As someone who has kept diaries for years, I would like to cite the following passages from Jean's journals that impressed me ---

From Sunday, 25 August 1940:

"Yesterday, I received a telegram from brother Pooh [his real name is Leslie, an engineer who was employed by Cable & Wireless for years; he's 8 years Jean's senior] in the Suez to say that he and his family were well but mails were badly delayed and he wanted news. i cabled a message back and have today sent a letter. I parted with it with a pang of fear. What is to be its route, its adventures, and will it ever arrive at its destination?

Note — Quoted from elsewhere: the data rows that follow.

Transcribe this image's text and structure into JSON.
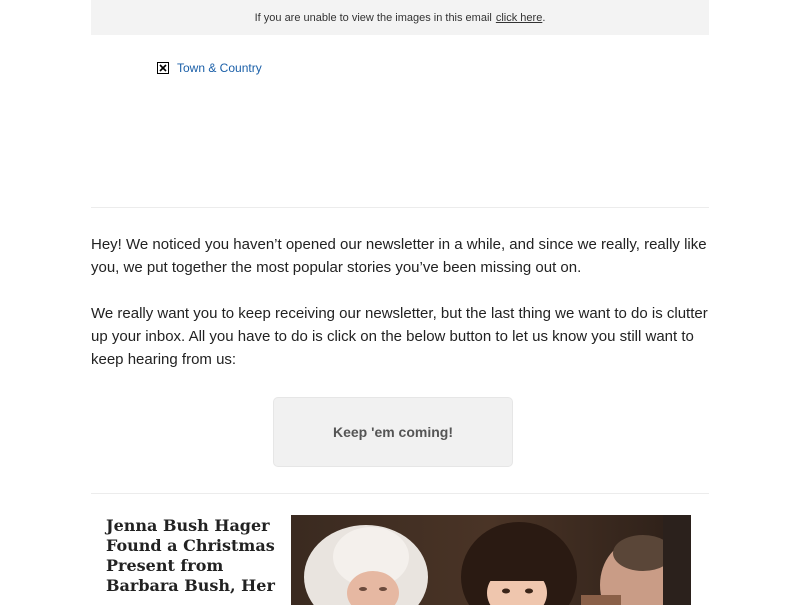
{
  "preheader": {
    "text": "If you are unable to view the images in this email",
    "link": "click here",
    "suffix": "."
  },
  "logo": {
    "icon": "broken-image-icon",
    "label": "Town & Country"
  },
  "intro": {
    "paragraph1": "Hey! We noticed you haven’t opened our newsletter in a while, and since we really, really like you, we put together the most popular stories you’ve been missing out on.",
    "paragraph2": "We really want you to keep receiving our newsletter, but the last thing we want to do is clutter up your inbox. All you have to do is click on the below button to let us know you still want to keep hearing from us:"
  },
  "cta": {
    "label": "Keep 'em coming!"
  },
  "article": {
    "title": "Jenna Bush Hager Found a Christmas Present from Barbara Bush, Her",
    "photo": "family-photo"
  },
  "colors": {
    "link": "#1a5fa8",
    "preheader_bg": "#f3f3f3",
    "button_bg": "#f1f1f1"
  }
}
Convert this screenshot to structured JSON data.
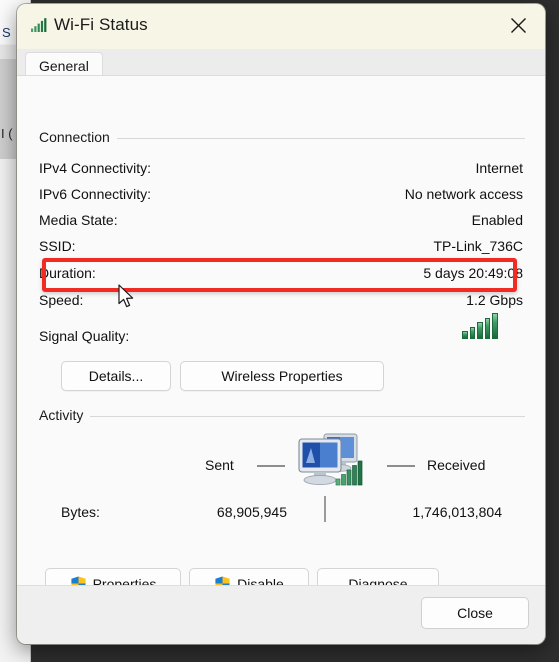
{
  "background": {
    "behind_label_1": "S",
    "behind_label_2": "I ("
  },
  "window": {
    "title": "Wi-Fi Status",
    "title_icon": "wifi-signal-icon",
    "close_icon": "close-x-icon"
  },
  "tabs": [
    {
      "label": "General",
      "selected": true
    }
  ],
  "connection": {
    "group_label": "Connection",
    "rows": [
      {
        "label": "IPv4 Connectivity:",
        "value": "Internet"
      },
      {
        "label": "IPv6 Connectivity:",
        "value": "No network access"
      },
      {
        "label": "Media State:",
        "value": "Enabled"
      },
      {
        "label": "SSID:",
        "value": "TP-Link_736C"
      },
      {
        "label": "Duration:",
        "value": "5 days 20:49:08"
      },
      {
        "label": "Speed:",
        "value": "1.2 Gbps"
      },
      {
        "label": "Signal Quality:",
        "value": ""
      }
    ],
    "signal_quality_bars": 5,
    "buttons": [
      {
        "label": "Details...",
        "shield": false
      },
      {
        "label": "Wireless Properties",
        "shield": false
      }
    ]
  },
  "activity": {
    "group_label": "Activity",
    "sent_label": "Sent",
    "received_label": "Received",
    "bytes_label": "Bytes:",
    "bytes_sent": "68,905,945",
    "bytes_received": "1,746,013,804",
    "icon": "two-monitors-network-icon"
  },
  "actions": [
    {
      "label": "Properties",
      "shield": true
    },
    {
      "label": "Disable",
      "shield": true
    },
    {
      "label": "Diagnose",
      "shield": false
    }
  ],
  "footer": {
    "close_label": "Close"
  },
  "annotation": {
    "target_row": "Duration:",
    "color": "#f12a24"
  },
  "colors": {
    "titlebar": "#f7f5e6",
    "content": "#fafafa",
    "footer": "#efeff0",
    "signal_green": "#1d6b3d",
    "shield_blue": "#0f6cbd",
    "shield_yellow": "#fcc21b",
    "annotation_red": "#f12a24"
  }
}
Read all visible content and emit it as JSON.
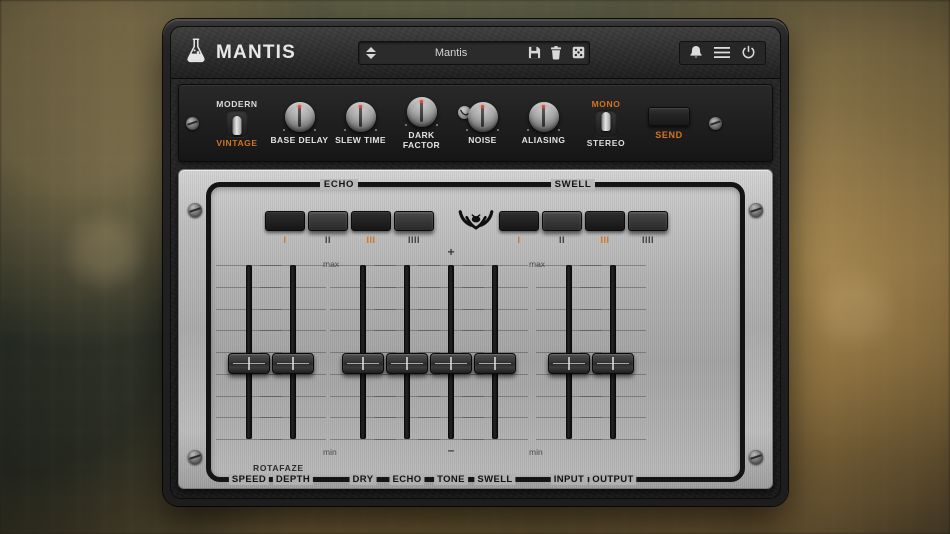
{
  "window": {
    "brand_title": "MANTIS",
    "logo_icon": "flask-icon"
  },
  "preset": {
    "name": "Mantis",
    "prev_icon": "chevron-up-icon",
    "next_icon": "chevron-down-icon",
    "save_icon": "floppy-disk-icon",
    "delete_icon": "trash-icon",
    "random_icon": "dice-icon"
  },
  "header_icons": {
    "notifications": "bell-icon",
    "menu": "hamburger-menu-icon",
    "power": "power-icon"
  },
  "knob_row": {
    "mode_switch": {
      "name": "mode-switch",
      "top_label": "MODERN",
      "bottom_label": "VINTAGE",
      "selected": "VINTAGE"
    },
    "knobs": [
      {
        "label": "BASE DELAY"
      },
      {
        "label": "SLEW TIME"
      },
      {
        "label": "DARK FACTOR"
      },
      {
        "label": "NOISE",
        "badge_icon": "mantis-badge-icon"
      },
      {
        "label": "ALIASING"
      }
    ],
    "routing_switch": {
      "name": "routing-switch",
      "top_label": "MONO",
      "bottom_label": "STEREO",
      "selected": "MONO"
    },
    "send": {
      "label": "SEND",
      "active": false
    }
  },
  "panel": {
    "center_logo_icon": "mantis-logo-icon",
    "sections": [
      {
        "caption": "ECHO",
        "steps": [
          {
            "mark": "I",
            "active": true,
            "pressed": false
          },
          {
            "mark": "II",
            "active": false,
            "pressed": true
          },
          {
            "mark": "III",
            "active": true,
            "pressed": false
          },
          {
            "mark": "IIII",
            "active": false,
            "pressed": true
          }
        ]
      },
      {
        "caption": "SWELL",
        "steps": [
          {
            "mark": "I",
            "active": true,
            "pressed": false
          },
          {
            "mark": "II",
            "active": false,
            "pressed": true
          },
          {
            "mark": "III",
            "active": true,
            "pressed": false
          },
          {
            "mark": "IIII",
            "active": false,
            "pressed": true
          }
        ]
      }
    ],
    "group_label": "ROTAFAZE",
    "scale_max": "max",
    "scale_min": "min",
    "bipolar_plus": "+",
    "bipolar_minus": "–",
    "faders": [
      {
        "label": "SPEED",
        "scale": "unipolar",
        "value_pct": 52
      },
      {
        "label": "DEPTH",
        "scale": "unipolar",
        "value_pct": 52
      },
      {
        "label": "DRY",
        "scale": "unipolar",
        "value_pct": 52
      },
      {
        "label": "ECHO",
        "scale": "unipolar",
        "value_pct": 52
      },
      {
        "label": "TONE",
        "scale": "bipolar",
        "value_pct": 52
      },
      {
        "label": "SWELL",
        "scale": "unipolar",
        "value_pct": 52
      },
      {
        "label": "INPUT",
        "scale": "unipolar",
        "value_pct": 52
      },
      {
        "label": "OUTPUT",
        "scale": "unipolar",
        "value_pct": 52
      }
    ]
  },
  "colors": {
    "accent_orange": "#d4731f",
    "panel_metal": "#b2b2b2",
    "chassis_black": "#1f1f1f",
    "knob_led_red": "#e2443a"
  }
}
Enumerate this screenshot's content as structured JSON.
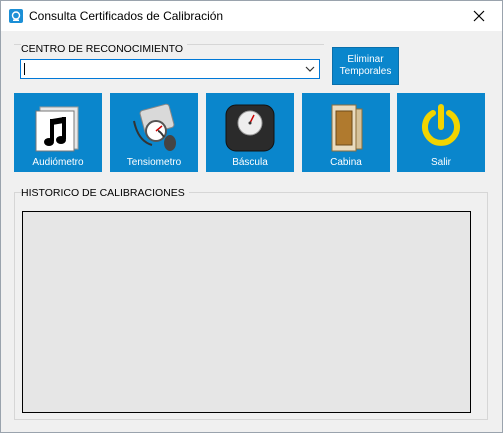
{
  "window": {
    "title": "Consulta Certificados de Calibración"
  },
  "centro": {
    "label": "CENTRO DE RECONOCIMIENTO",
    "value": ""
  },
  "eliminar": {
    "line1": "Eliminar",
    "line2": "Temporales"
  },
  "tools": [
    {
      "label": "Audiómetro",
      "icon": "music-folder-icon"
    },
    {
      "label": "Tensiometro",
      "icon": "blood-pressure-icon"
    },
    {
      "label": "Báscula",
      "icon": "scale-icon"
    },
    {
      "label": "Cabina",
      "icon": "booth-icon"
    },
    {
      "label": "Salir",
      "icon": "power-icon"
    }
  ],
  "historico": {
    "label": "HISTORICO DE CALIBRACIONES"
  },
  "colors": {
    "accent": "#0a86cc",
    "power": "#f2d400"
  }
}
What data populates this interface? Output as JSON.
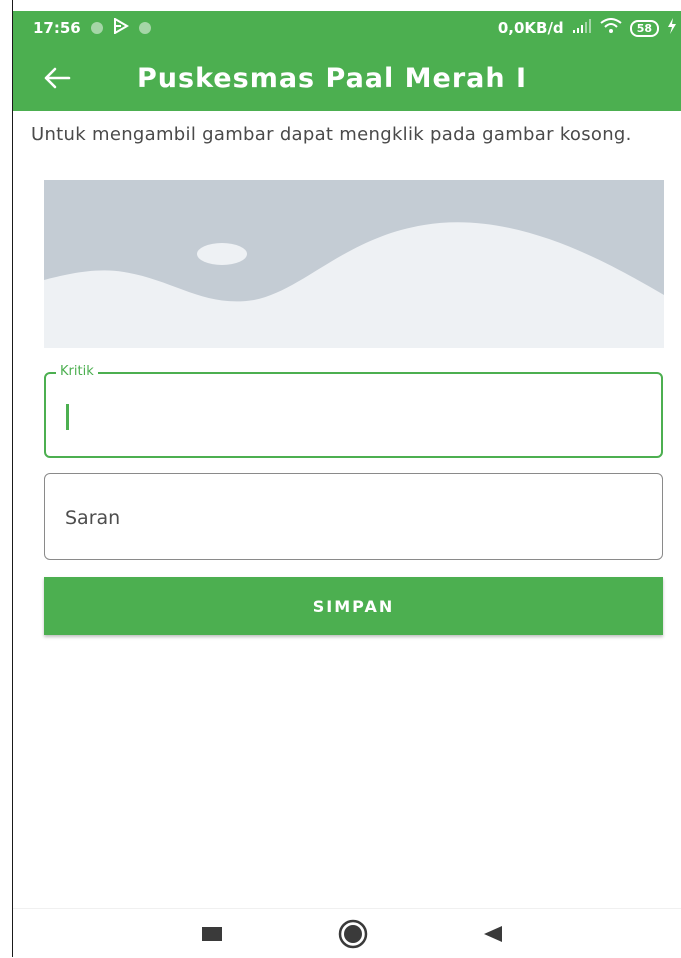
{
  "status_bar": {
    "time": "17:56",
    "network_speed": "0,0KB/d",
    "battery_level": "58",
    "icons": [
      "notification-dot-icon",
      "play-store-icon",
      "notification-dot-icon",
      "signal-icon",
      "wifi-icon",
      "battery-icon",
      "charging-icon"
    ]
  },
  "app_bar": {
    "title": "Puskesmas Paal Merah I",
    "back_icon": "arrow-left-icon"
  },
  "content": {
    "hint": "Untuk mengambil gambar dapat mengklik pada gambar kosong.",
    "image_placeholder_icon": "image-placeholder-icon",
    "fields": {
      "kritik": {
        "label": "Kritik",
        "value": ""
      },
      "saran": {
        "placeholder": "Saran",
        "value": ""
      }
    },
    "save_label": "SIMPAN"
  },
  "nav_bar": {
    "icons": [
      "recent-apps-icon",
      "home-icon",
      "back-triangle-icon"
    ]
  },
  "colors": {
    "primary": "#4caf50",
    "placeholder_bg": "#c4ccd4",
    "placeholder_fg": "#eef1f4"
  }
}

"It is sometimes difficult to believe in this war. ... From the sultry sky came the sound of one far-off plane. Churchill has made another impressive speech this week. He is undoubtedly a figure in our history. Trotsky has been murdered in Mexico. Our belated account of recent air battles has impressed America who had been given the impression by swift German reports of a shattered and demoralised Britain.

"Animals must be suffering more than we are in this war. Proper food for them is difficult to get. Ginger Tom has been looking wretched for weeks, and in desperation at the sores around his head and his thinness I took him to the vet yesterday. I was told he was not being fed adequately. He needs quantities of raw, red meat. Raw, red meat. I wheedled some pieces from the butcher but he told me we were liable to two years' imprisonment!..."

On Monday, 28 June 1948, Jean speaks to the future when she states ---

"I wish I could capture everything, everything and imprison it here. But then it would die of its own weight, and I want this journal to live. ..."

What is remarkable about this book is that the reader gets full access to a shy, sensitive, self-effacing woman who nurtured ambitions to be a writer, embarked on one career path after completing her formal education (i.e. working in her father's architecture company in the early 1930s) and later took on a couple of somewhat divergent career journeys, before becoming the owner of a small bookstore in a village community near London where she lived for almost 50 years.

Jean also sheds considerable light on what proved to be for her a rather frustrated love life with a number of men, many of whom tended to take her for granted. Her frankness on this subject - which was elaborated upon by her at considerable length during the late 1930s and the 1940s --- comes across as so utterly modern. In particular, her feelings about sex

I enjoyed reading this book (which contains photos of Jean and her family, and friends) and seeing through it how it is that all our individual lives -- whether any of us chooses to write about them --- form an integral part of life on this planet Earth.